Puny man cannot stop or slow this change. One volcano eruption can put tons of greenhouse gases into the environment. Carbon dioxide is a major greenhouse gas produced by every animal that breathes air. It is used by plants and is needed by them to grow and the plants turn this CO2 back into oxygen that we animals breathe in order to live.
If you want to really make a difference, plant trees, disconnect the natural gas and electricity to your house, throw away your vehicle keys and walk everywhere.
Charles Brobst
Anchorage [emphasis added]
But that's not my point here. First Mr. Brobst tells us that "Puny man cannot stop or slow this hang" and then he makes a list of how 'you' can make a difference (which I take to mean slow the change.) All the things he lists seem to imply - give up our modern life style.
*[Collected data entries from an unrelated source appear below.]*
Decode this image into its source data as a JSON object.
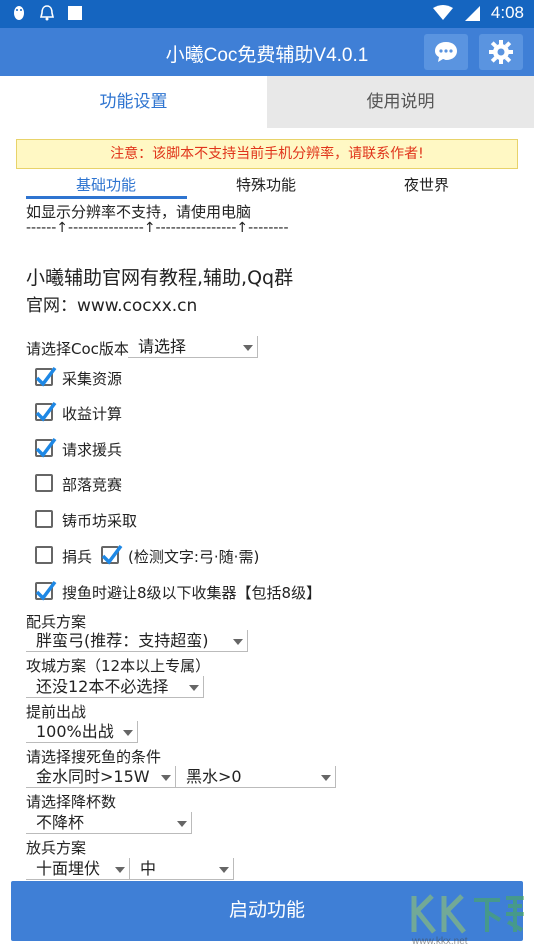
{
  "status": {
    "time": "4:08"
  },
  "app": {
    "title": "小曦Coc免费辅助V4.0.1"
  },
  "tabs": [
    {
      "label": "功能设置"
    },
    {
      "label": "使用说明"
    }
  ],
  "notice": "注意：该脚本不支持当前手机分辨率，请联系作者!",
  "subtabs": [
    {
      "label": "基础功能"
    },
    {
      "label": "特殊功能"
    },
    {
      "label": "夜世界"
    }
  ],
  "note": "如显示分辨率不支持，请使用电脑",
  "arrow_line": "------↑---------------↑----------------↑--------",
  "info": {
    "headline": "小曦辅助官网有教程,辅助,Qq群",
    "url": "官网：www.cocxx.cn"
  },
  "version_select": {
    "label": "请选择Coc版本",
    "value": "请选择"
  },
  "checkboxes": [
    {
      "label": "采集资源",
      "checked": true
    },
    {
      "label": "收益计算",
      "checked": true
    },
    {
      "label": "请求援兵",
      "checked": true
    },
    {
      "label": "部落竞赛",
      "checked": false
    },
    {
      "label": "铸币坊采取",
      "checked": false
    },
    {
      "label": "捐兵",
      "checked": false
    },
    {
      "label": "(检测文字:弓·随·需)",
      "checked": true
    },
    {
      "label": "搜鱼时避让8级以下收集器【包括8级】",
      "checked": true
    }
  ],
  "troop_plan": {
    "label": "配兵方案",
    "value": "胖蛮弓(推荐：支持超蛮)"
  },
  "siege_plan": {
    "label": "攻城方案（12本以上专属）",
    "value": "还没12本不必选择"
  },
  "early_exit": {
    "label": "提前出战",
    "value": "100%出战"
  },
  "dead_base": {
    "label": "请选择搜死鱼的条件",
    "value1": "金水同时>15W",
    "value2": "黑水>0"
  },
  "trophy": {
    "label": "请选择降杯数",
    "value": "不降杯"
  },
  "deploy": {
    "label": "放兵方案",
    "value1": "十面埋伏",
    "value2": "中"
  },
  "start_button": "启动功能",
  "watermark": {
    "text": "www.kkx.net"
  },
  "colors": {
    "primary": "#3f7fd6",
    "status_bar": "#1565c0",
    "accent": "#2e74d0",
    "warning": "#e0351b",
    "check": "#1e88e5"
  }
}
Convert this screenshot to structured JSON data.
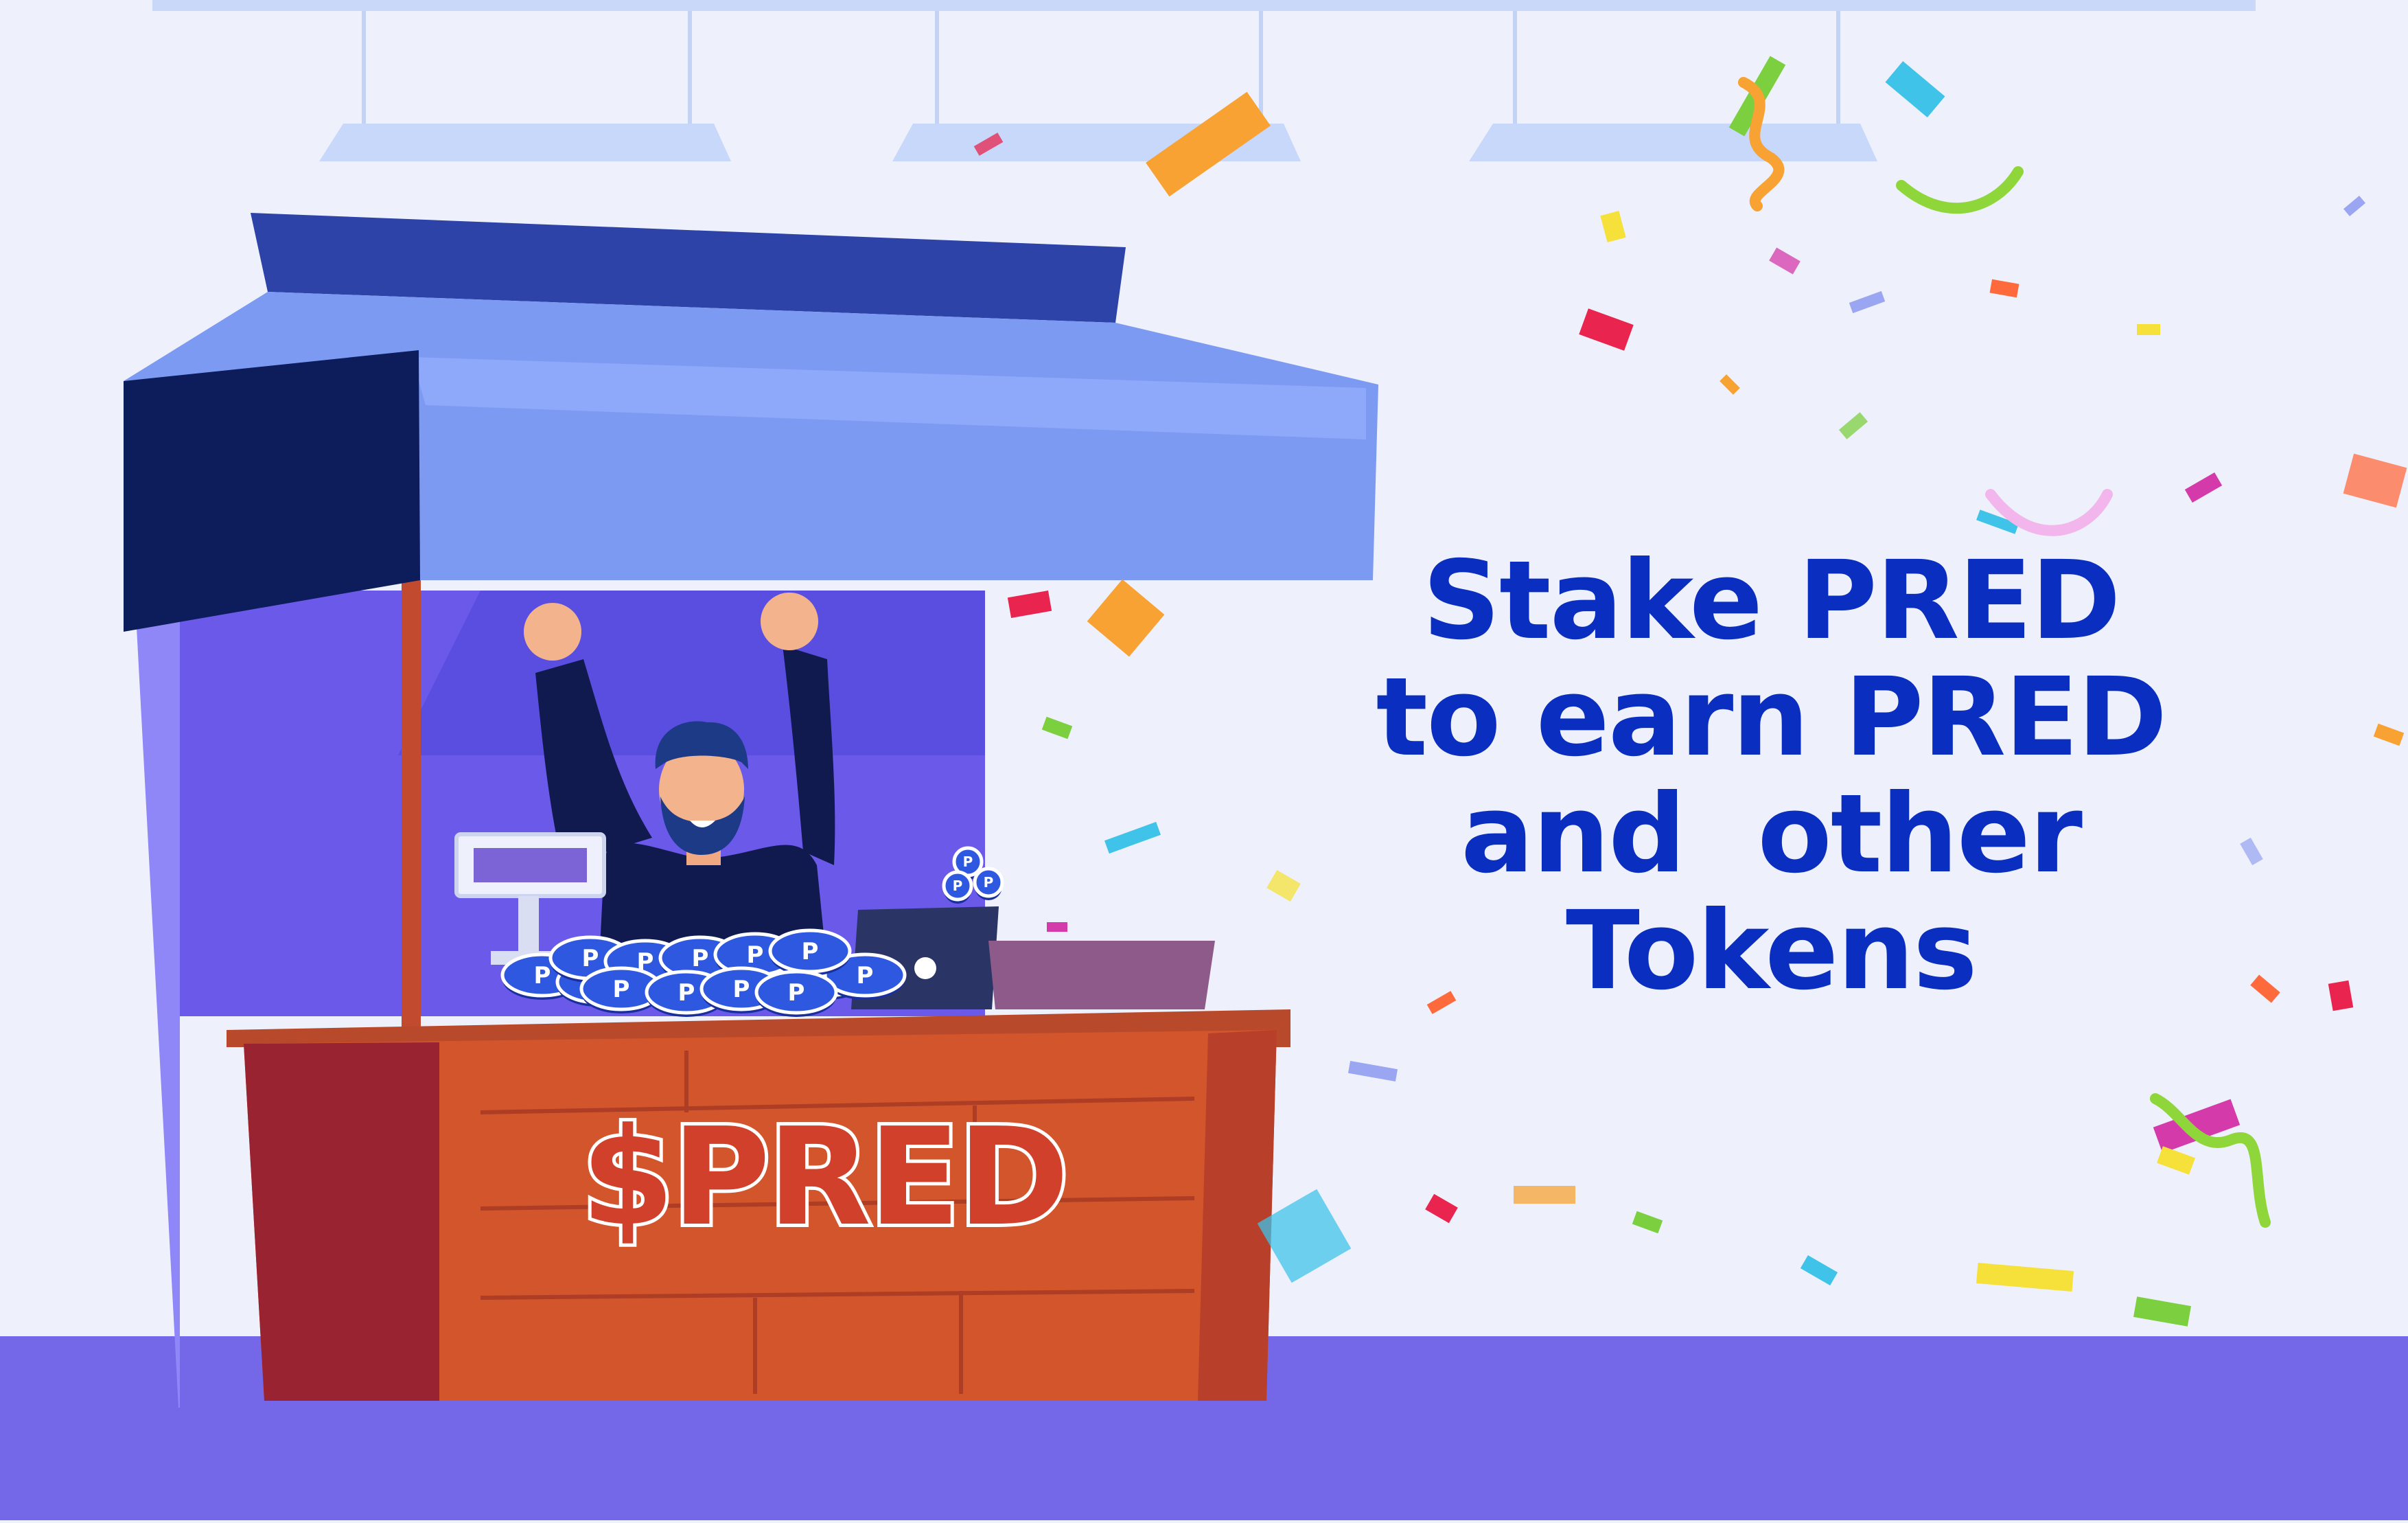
{
  "headline": {
    "lines": [
      "Stake PRED",
      "to earn PRED",
      "and  other",
      "Tokens"
    ]
  },
  "stall_sign": "$PRED",
  "coin_letter": "P",
  "colors": {
    "headline": "#0a2fc0",
    "background": "#eef1fb",
    "floor": "#7468e8",
    "awning": "#7d9af2",
    "awning_dark": "#0d1c5a",
    "counter": "#d2552c",
    "sign_fill": "#d0402a",
    "sign_outline": "#ffffff"
  },
  "icons": [
    "confetti",
    "coin-icon",
    "cash-register",
    "laptop",
    "shopkeeper",
    "ceiling-lamp"
  ]
}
So I'm guessing he really means to say, "If you want to stop climate change, we have to go back to the StoneAge." This is not the case. We just need to find alternative energy sources, cut back in consumption that isn't sustainable, an be willing to explore alternatives to how we live - and the Stone Age isn't the only alternative. The impacts of climate change - if we do nothing - is clearly problematic for our economy. The impact of actions to stop climate change actually improve our economy.
4. People really do hate cottonwoods
In another letter to the editor, Patricia Wells laments to poor state of the Anchorage Coastal Trail - cracking asphalt, trash, leaves piled up on the trail, trees blocking views. And then she says it:
"Believe me, we do not need any more cottonwood trees."I get her sentiment - particularly now when the sticky cottonwood catkins pile up on our deck and stick to your feet as you walk on them, using you as their way into your house. I've written a few posts on cottonwoods. (I just looked - there are 30 posts with the label 'cottonwood.' Here's one that takes an alternative look at these trees.) Ultimately, they are huge trees - an anomaly this far north - which grow fast (also an anomaly here) and clean the air, anchor the soil, provide habitat for birds and other animals. But I get it. Besides the catkins now, the fluffy cotton will start littering Anchorage later in the summer.